Electronics Lab Powers Ontic Expansion
BBA Aviation’s Ontic division is rapidly developing a new source of growth, the support of legacy electronics products. Ontic is an aerospace manufacturer that focuses on making parts and components that other original equipment manufacturer (OEMs) don’t want to make or can’t make efficiently anymore. The U.S. company also operates repair stations to support the products that it makes.
Ontic manufactures parts and complex assemblies under license from the OEM that originally made the product. In some cases, the OEM can’t afford to keep making those parts, preferring to apply those resources to more remunerative and higher-margin products. Or the volume of those parts has dropped so low that it is impossible to make and support them efficiently, yet there remain actively flying aircraft that need those parts. Ontic does not compete with OEMs, although it is an OEM itself and complies with all of the quality standards and processes that apply to any aerospace manufacturer.

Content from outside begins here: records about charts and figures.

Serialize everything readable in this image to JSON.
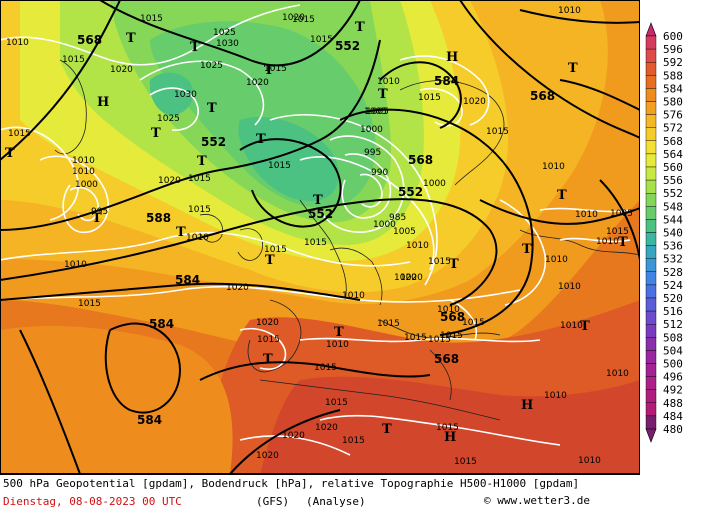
{
  "footer": {
    "title": "500 hPa Geopotential [gpdam], Bodendruck [hPa], relative Topographie H500-H1000 [gpdam]",
    "date": "Dienstag, 08-08-2023  00 UTC",
    "model": "(GFS)",
    "mode": "(Analyse)",
    "copyright": "© www.wetter3.de"
  },
  "legend": {
    "levels": [
      "600",
      "596",
      "592",
      "588",
      "584",
      "580",
      "576",
      "572",
      "568",
      "564",
      "560",
      "556",
      "552",
      "548",
      "544",
      "540",
      "536",
      "532",
      "528",
      "524",
      "520",
      "516",
      "512",
      "508",
      "504",
      "500",
      "496",
      "492",
      "488",
      "484",
      "480"
    ],
    "colors": [
      "#c8286e",
      "#d73c60",
      "#e04a4a",
      "#e25a2e",
      "#e86e22",
      "#ee8c1e",
      "#f2a020",
      "#f4b824",
      "#f6cc2a",
      "#f4e034",
      "#e6ea3a",
      "#c8e842",
      "#a6e04c",
      "#84d65a",
      "#66cc6c",
      "#4cc282",
      "#3cb6a0",
      "#38a6c0",
      "#3c96d8",
      "#4284e4",
      "#4a70e2",
      "#5a5ed8",
      "#6a4ccc",
      "#7a3cbe",
      "#8a2eae",
      "#9a26a0",
      "#a42294",
      "#ac2088",
      "#b01e80",
      "#b41c78",
      "#7a1e6e"
    ]
  },
  "map": {
    "geopotential_labels": [
      "568",
      "552",
      "568",
      "584",
      "584",
      "552",
      "552",
      "568",
      "552",
      "568",
      "588",
      "584",
      "584",
      "568"
    ],
    "pressure_labels": [
      "1010",
      "1015",
      "1015",
      "1020",
      "1025",
      "1030",
      "1025",
      "1030",
      "1015",
      "1020",
      "1025",
      "1015",
      "1010",
      "1010",
      "1015",
      "1020",
      "1000",
      "1010",
      "1010",
      "1000",
      "995",
      "1010",
      "1005",
      "1015",
      "1015",
      "1005",
      "1015",
      "1015",
      "1010",
      "1015",
      "1015",
      "1020",
      "1020",
      "1010",
      "1000",
      "1010",
      "1005",
      "1015",
      "1010",
      "1010",
      "1010",
      "1015",
      "1015",
      "1010",
      "1010",
      "1015",
      "1010",
      "1015",
      "1015",
      "1020",
      "1020",
      "1015",
      "1020",
      "1015",
      "1020",
      "1015",
      "1015",
      "1015",
      "1015",
      "1010",
      "1010",
      "1010",
      "995",
      "990",
      "985",
      "1000",
      "1020",
      "1015",
      "1020",
      "1010",
      "1015",
      "1015",
      "1015",
      "1020",
      "1005",
      "1010"
    ],
    "highs": [
      "H",
      "H",
      "H",
      "H"
    ],
    "lows": [
      "T",
      "T",
      "T",
      "T",
      "T",
      "T",
      "T",
      "T",
      "T",
      "T",
      "T",
      "T",
      "T",
      "T",
      "T",
      "T",
      "T",
      "T",
      "T",
      "T",
      "T",
      "T",
      "T"
    ]
  }
}
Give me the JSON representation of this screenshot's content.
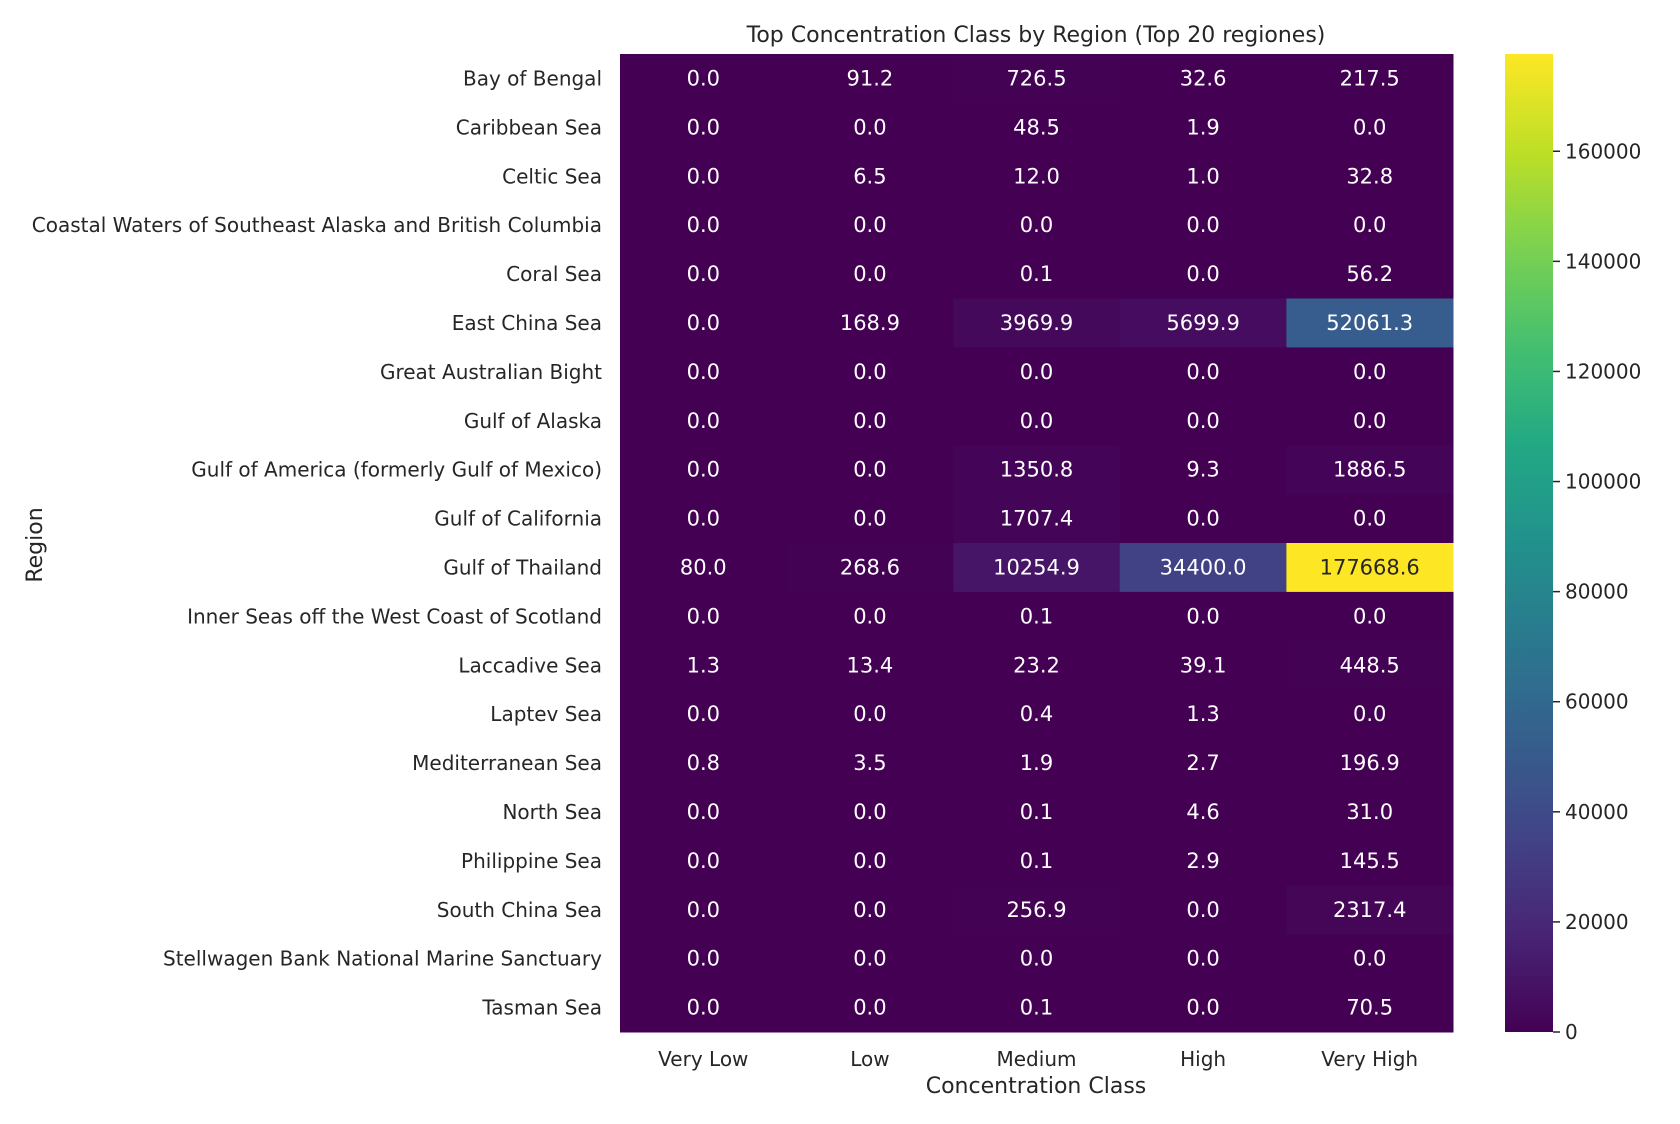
{
  "chart_data": {
    "type": "heatmap",
    "title": "Top Concentration Class by Region (Top 20 regiones)",
    "xlabel": "Concentration Class",
    "ylabel": "Region",
    "x": [
      "Very Low",
      "Low",
      "Medium",
      "High",
      "Very High"
    ],
    "y": [
      "Bay of Bengal",
      "Caribbean Sea",
      "Celtic Sea",
      "Coastal Waters of Southeast Alaska and British Columbia",
      "Coral Sea",
      "East China Sea",
      "Great Australian Bight",
      "Gulf of Alaska",
      "Gulf of America (formerly Gulf of Mexico)",
      "Gulf of California",
      "Gulf of Thailand",
      "Inner Seas off the West Coast of Scotland",
      "Laccadive Sea",
      "Laptev Sea",
      "Mediterranean Sea",
      "North Sea",
      "Philippine Sea",
      "South China Sea",
      "Stellwagen Bank National Marine Sanctuary",
      "Tasman Sea"
    ],
    "values": [
      [
        0.0,
        91.2,
        726.5,
        32.6,
        217.5
      ],
      [
        0.0,
        0.0,
        48.5,
        1.9,
        0.0
      ],
      [
        0.0,
        6.5,
        12.0,
        1.0,
        32.8
      ],
      [
        0.0,
        0.0,
        0.0,
        0.0,
        0.0
      ],
      [
        0.0,
        0.0,
        0.1,
        0.0,
        56.2
      ],
      [
        0.0,
        168.9,
        3969.9,
        5699.9,
        52061.3
      ],
      [
        0.0,
        0.0,
        0.0,
        0.0,
        0.0
      ],
      [
        0.0,
        0.0,
        0.0,
        0.0,
        0.0
      ],
      [
        0.0,
        0.0,
        1350.8,
        9.3,
        1886.5
      ],
      [
        0.0,
        0.0,
        1707.4,
        0.0,
        0.0
      ],
      [
        80.0,
        268.6,
        10254.9,
        34400.0,
        177668.6
      ],
      [
        0.0,
        0.0,
        0.1,
        0.0,
        0.0
      ],
      [
        1.3,
        13.4,
        23.2,
        39.1,
        448.5
      ],
      [
        0.0,
        0.0,
        0.4,
        1.3,
        0.0
      ],
      [
        0.8,
        3.5,
        1.9,
        2.7,
        196.9
      ],
      [
        0.0,
        0.0,
        0.1,
        4.6,
        31.0
      ],
      [
        0.0,
        0.0,
        0.1,
        2.9,
        145.5
      ],
      [
        0.0,
        0.0,
        256.9,
        0.0,
        2317.4
      ],
      [
        0.0,
        0.0,
        0.0,
        0.0,
        0.0
      ],
      [
        0.0,
        0.0,
        0.1,
        0.0,
        70.5
      ]
    ],
    "colormap": "viridis",
    "colorbar": {
      "range": [
        0,
        177668.6
      ],
      "ticks": [
        0,
        20000,
        40000,
        60000,
        80000,
        100000,
        120000,
        140000,
        160000
      ]
    },
    "annotation_colors": {
      "dark_cell": "#ffffff",
      "light_cell": "#262626"
    },
    "grid": false
  }
}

“We focus on keeping parts producible and sustainable, but also product support,” said Robert Sadler, director of marketing and licensor relations. “That is our model and it takes a big headache away from the prime [OEM].” Ontic either makes parts and components for OEMs or simply acquires the product line and then supports those products as long as there is a viable market. Ontic’s main lines of business include environmental control systems, control and actuation, hydraulics, electronics, avionics, pneumatics, heat transfer, electric power and fuel controls. Some typical business aviation products include Honeywell TFE731 electronic engine controls, Bombardier Challenger trim tab actuators and Hawker fuel quantity probes.

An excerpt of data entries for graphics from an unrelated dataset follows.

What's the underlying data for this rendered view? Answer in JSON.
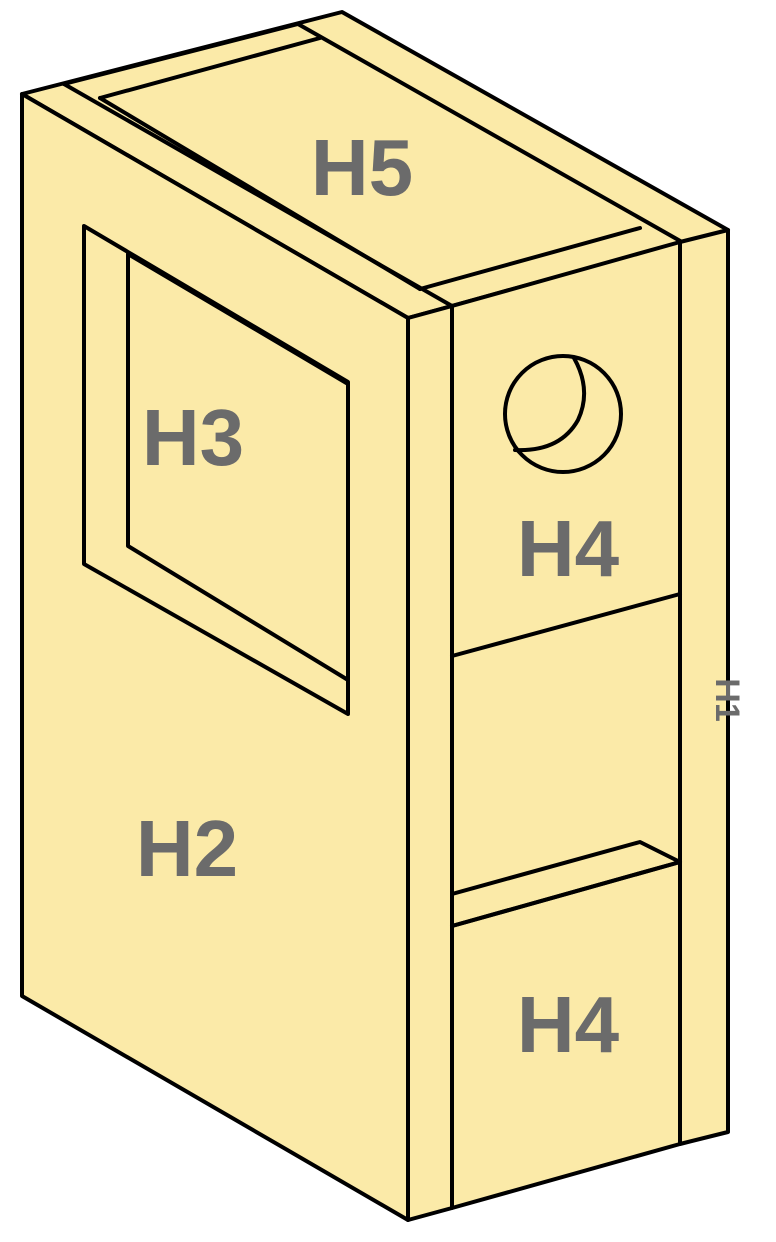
{
  "labels": {
    "top_panel": "H5",
    "window_opening": "H3",
    "left_side_panel": "H2",
    "front_upper_panel": "H4",
    "front_lower_panel": "H4",
    "side_edge": "H1"
  },
  "colors": {
    "panel_fill": "#fbeaa8",
    "outline": "#000000",
    "label_text": "#6b6b6b"
  }
}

About a year ago, Ontic (Stand 827) began strengthening its electronics manufacturing and support capabilities by building a new electronics lab at its Chatsworth, California, headquarters. In March 2011, Ontic bought GE Aviation’s fuel measurement business, which also boosted Ontic’s electronics capabilities by adding facilities in Slough and Cheltenham, UK. Ontic is also building a new facility next to BBA Engine Repair & Overhaul’s new facility in Singapore.
Electronics components fit into four generational categories, according to Ontic president Peg Billson. The first generation was the vacuum tube era; later in the 1960s and 1970s, OEMs began installing second-generation computers on aircraft; the third generation added integrated circuits and software; and finally digital circuits and embedded software represent the fourth generation, the modern age. The GE fuel systems business is mostly third-generation software and hardware.
“All generations are equally attractive,” Billson told AIN. “A generation-four needs different support than generation-one. You have to understand the nuances of the different generations.”
Many of these electronic systems are still flying on a variety of older and even modern aircraft, giving Ontic the ability to target the spares market for fleets already flying and for new aircraft as well.
The addition of the dedicated electronics lab, which opened about six months ago, is big business for Ontic. In 2010, electronics manufacturing and support represented just 3 percent of revenues, and after the GE acquisition that number climbed to 30 percent. “Our vision is that electronics can and should be 50 percent of our portfolio,” Billson said.
The electronics business represents another challenge for Ontic, however, and that is dealing with components that require software to operate. “We must be ready for that,” she said. “But one of the capabilities that Ontic is expert at is sorting out the unknown. That’s a skill we have in our engineers and technicians. What motivates them is the challenge of figuring things out.”
Ontic isn’t concerned about the volume of products that are involved in a particular program and makes its services available to any customer, regardless of size. Parts are always made in cooperation with the OEM that owns the intellectual property underpinning the product, but the parts also carry an Ontic nameplate. Ontic can supply the parts either to the OEM, which then installs them on new aircraft or distributes them to customers, or directly to the aftermarket. This includes obtaining the necessary parts manufacturer approval (PMA) certification so that Ontic can ship parts directly to end-users. Ontic currently is licensed to make nearly 4,000 LRUs, which use up to one million discrete parts.
Ontic offers another advantage to OEMs, and that is the ability to store inventory. When evaluating a program, Ontic’s “procurement detectives” and “forensic engineers” look at the demand for the component by the OEM and the aftermarket. This includes evaluating the sales, inventory and planning process for making the item.
“We’re balancing how best to supply it,” Billson said. Ontic, for example, can make money off both a large batch-production process or by making a complex item in small numbers and keeping them in inventory. OEMs typically make parts and components in large continuous-flow processes that can’t be scaled down efficiently, and maintaining inventory is costly and not a goal of an OEM.
In Ontic’s view, what it doesn’t just come down to being more efficient than any given OEM. It also has to ensure that it is delivering the same level of quality in what it produces.
Here at the EBACE show, Ontic announced that it has added support for the Hawker Beechcraft King Air series to the long roster of legacy aircraft that it is already qualified to service. The component-level support will be managed from Ontic’s Houston, Texas MRO facility. King Air operators can now have landing gear, flight controls, oxygen, pneumatic, airframe and sheet metal work performed through Ontic service centers.